Interfirm Job Mobility of Two Cohorts of Young German Men 1979 - 1990: An analysis of the (West-)German Employment Statistic Register Sample concerning multivariate failure times and unobserved heterogeneity

Beschreibung

vor 27 Jahren
The OECD (1993) has documented that the majority of workers in
industrialised countries can look forward to finding a stable
employment relationship. However new entrants into the labor force
experience high turnover. Promoting institutions which support
longer tenures and worker participation (or ''voice`` in the firm)
utilize strategies to encourage enterprise and employee efforts in
skill formation and training. The results of the OECD (1993) study
show that attachments between employee and employer are more likely
to endure for Japanese, French and German workers. Furthermore
Germany has the highest share of young new recruits who received
any formal training from their employer. In Germany, 71.5 % of
young new recruits were trained at any job within 7 years after
leaving school, whereas in the U.S. only 10.2 % of young new
recruits were similarly trained (cf. OECD 1993, 137). It is
sometimes assumed that employment protection policies have been
exogenously imposed and thus probably impair efficiency.

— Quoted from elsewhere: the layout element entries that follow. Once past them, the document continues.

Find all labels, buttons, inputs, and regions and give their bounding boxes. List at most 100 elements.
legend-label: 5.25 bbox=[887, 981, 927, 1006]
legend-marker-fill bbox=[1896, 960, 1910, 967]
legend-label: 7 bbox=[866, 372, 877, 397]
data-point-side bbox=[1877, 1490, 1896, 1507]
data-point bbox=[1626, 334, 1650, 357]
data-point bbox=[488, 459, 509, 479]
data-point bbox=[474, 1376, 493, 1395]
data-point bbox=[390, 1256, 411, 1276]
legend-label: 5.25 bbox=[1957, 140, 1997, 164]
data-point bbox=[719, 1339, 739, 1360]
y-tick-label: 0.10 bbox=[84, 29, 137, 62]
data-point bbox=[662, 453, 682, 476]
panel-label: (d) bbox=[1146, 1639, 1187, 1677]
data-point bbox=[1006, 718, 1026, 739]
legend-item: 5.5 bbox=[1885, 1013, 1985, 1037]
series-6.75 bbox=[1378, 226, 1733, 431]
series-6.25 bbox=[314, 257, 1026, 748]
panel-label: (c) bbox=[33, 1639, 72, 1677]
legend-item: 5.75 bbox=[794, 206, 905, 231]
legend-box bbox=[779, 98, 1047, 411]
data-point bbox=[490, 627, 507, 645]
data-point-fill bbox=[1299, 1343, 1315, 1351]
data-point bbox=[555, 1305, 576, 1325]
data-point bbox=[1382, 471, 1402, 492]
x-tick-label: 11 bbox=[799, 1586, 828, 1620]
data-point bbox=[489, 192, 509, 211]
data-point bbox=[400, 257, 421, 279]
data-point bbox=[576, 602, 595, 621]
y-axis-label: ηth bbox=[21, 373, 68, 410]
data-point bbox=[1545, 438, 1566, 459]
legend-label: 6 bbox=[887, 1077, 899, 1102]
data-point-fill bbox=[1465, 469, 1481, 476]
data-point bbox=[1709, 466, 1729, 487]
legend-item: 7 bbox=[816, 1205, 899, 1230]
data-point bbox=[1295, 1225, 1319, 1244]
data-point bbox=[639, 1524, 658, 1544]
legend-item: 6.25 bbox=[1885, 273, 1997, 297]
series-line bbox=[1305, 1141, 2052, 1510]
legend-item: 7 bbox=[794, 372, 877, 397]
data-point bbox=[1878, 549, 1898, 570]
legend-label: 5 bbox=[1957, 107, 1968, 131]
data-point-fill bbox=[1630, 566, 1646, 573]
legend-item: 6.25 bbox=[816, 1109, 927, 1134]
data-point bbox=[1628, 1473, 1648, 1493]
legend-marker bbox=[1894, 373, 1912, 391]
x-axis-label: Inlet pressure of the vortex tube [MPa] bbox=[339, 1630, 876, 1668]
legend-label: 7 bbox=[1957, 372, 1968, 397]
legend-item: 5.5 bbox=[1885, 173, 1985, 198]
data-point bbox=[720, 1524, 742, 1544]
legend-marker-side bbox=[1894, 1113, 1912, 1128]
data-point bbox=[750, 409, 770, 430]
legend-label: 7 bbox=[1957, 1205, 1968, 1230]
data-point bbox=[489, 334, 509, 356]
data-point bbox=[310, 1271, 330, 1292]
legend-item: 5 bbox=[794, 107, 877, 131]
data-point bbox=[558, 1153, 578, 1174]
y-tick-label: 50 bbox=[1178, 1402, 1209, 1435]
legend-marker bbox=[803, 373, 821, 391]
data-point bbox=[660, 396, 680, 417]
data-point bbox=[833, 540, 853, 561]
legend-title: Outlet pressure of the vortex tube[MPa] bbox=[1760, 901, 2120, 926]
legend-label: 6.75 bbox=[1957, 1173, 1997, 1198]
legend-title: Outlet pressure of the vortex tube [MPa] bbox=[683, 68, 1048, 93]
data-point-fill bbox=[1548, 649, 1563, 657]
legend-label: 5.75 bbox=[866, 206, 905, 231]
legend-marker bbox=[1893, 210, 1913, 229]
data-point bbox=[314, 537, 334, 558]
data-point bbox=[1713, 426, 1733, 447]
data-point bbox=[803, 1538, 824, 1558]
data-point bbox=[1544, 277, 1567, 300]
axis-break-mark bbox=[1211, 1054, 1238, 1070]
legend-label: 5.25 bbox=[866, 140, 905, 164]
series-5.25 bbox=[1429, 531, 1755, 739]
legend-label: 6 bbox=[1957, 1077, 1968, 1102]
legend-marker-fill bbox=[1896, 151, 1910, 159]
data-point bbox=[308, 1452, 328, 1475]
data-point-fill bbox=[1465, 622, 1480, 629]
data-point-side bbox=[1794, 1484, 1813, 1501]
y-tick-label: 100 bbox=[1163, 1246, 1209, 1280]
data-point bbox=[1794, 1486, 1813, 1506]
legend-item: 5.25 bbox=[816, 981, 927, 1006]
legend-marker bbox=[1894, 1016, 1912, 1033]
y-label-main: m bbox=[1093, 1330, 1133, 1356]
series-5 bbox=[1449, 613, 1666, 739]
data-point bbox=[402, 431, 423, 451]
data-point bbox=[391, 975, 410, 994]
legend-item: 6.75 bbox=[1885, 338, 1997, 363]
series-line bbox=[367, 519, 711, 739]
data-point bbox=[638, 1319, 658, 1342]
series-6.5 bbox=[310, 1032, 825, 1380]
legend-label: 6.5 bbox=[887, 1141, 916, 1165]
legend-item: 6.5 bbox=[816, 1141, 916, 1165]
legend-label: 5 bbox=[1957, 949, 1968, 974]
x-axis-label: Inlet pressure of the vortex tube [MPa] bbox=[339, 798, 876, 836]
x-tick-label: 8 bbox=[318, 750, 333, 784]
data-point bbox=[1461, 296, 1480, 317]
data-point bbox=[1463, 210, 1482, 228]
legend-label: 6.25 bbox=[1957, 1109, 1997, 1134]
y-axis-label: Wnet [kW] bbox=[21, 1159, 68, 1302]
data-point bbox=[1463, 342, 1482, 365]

However,
research on the micro-economics of labor markets has shown that
employers may be interested in long-term employment relationships
(cf. Levine 1991). Here, the job training model focusing on the
importance of human capital investment, specifically the job
shopping and matching model stressing the process of information
gathering through employment experience should be mentioned. In
such models employment protection legislation has not only
desirable distributional effects but also help to ensure efficient
outcomes. Therefore, it is important to assess the relevance of
micro- economic theories empirically. This paper provides an
empirical analysis of job durations in Western Germany using
information from two cohorts of new entrants to the labor force
documented in the (West-)German employment statistic register
sample (cf. Bender and Hilzendegen 1996). The appropriate empirical
technique to study job length is event history or survival
analysis. In labor market research, survival analysis has primarily
focused on explaining the length of unemployment spells.
Application of this technique to employment is less common 1 ,
because huge longitudinal data sets are needed. Apart from testing
hypotheses about the effect of personal characteristics and labor
demand variables (e.g. firm size and industry affiliation), we will
assess the influence of heterogeneity of the members of the two
cohorts on their duration profile. The applied model and estimation
method allow for unobserved heterogeneity and correlation between
the clustered failure times of one employee as well as for
right-censored spells. Our analysis is not restricted to the
beginning of the working life of the employees. The individual
retirement decision is affected by employment protection and early
retirement regulations which differ widely between the firms. The
respective data are missing in the employment statistic register,
so that the retirement decision cannot be modelled explicitly.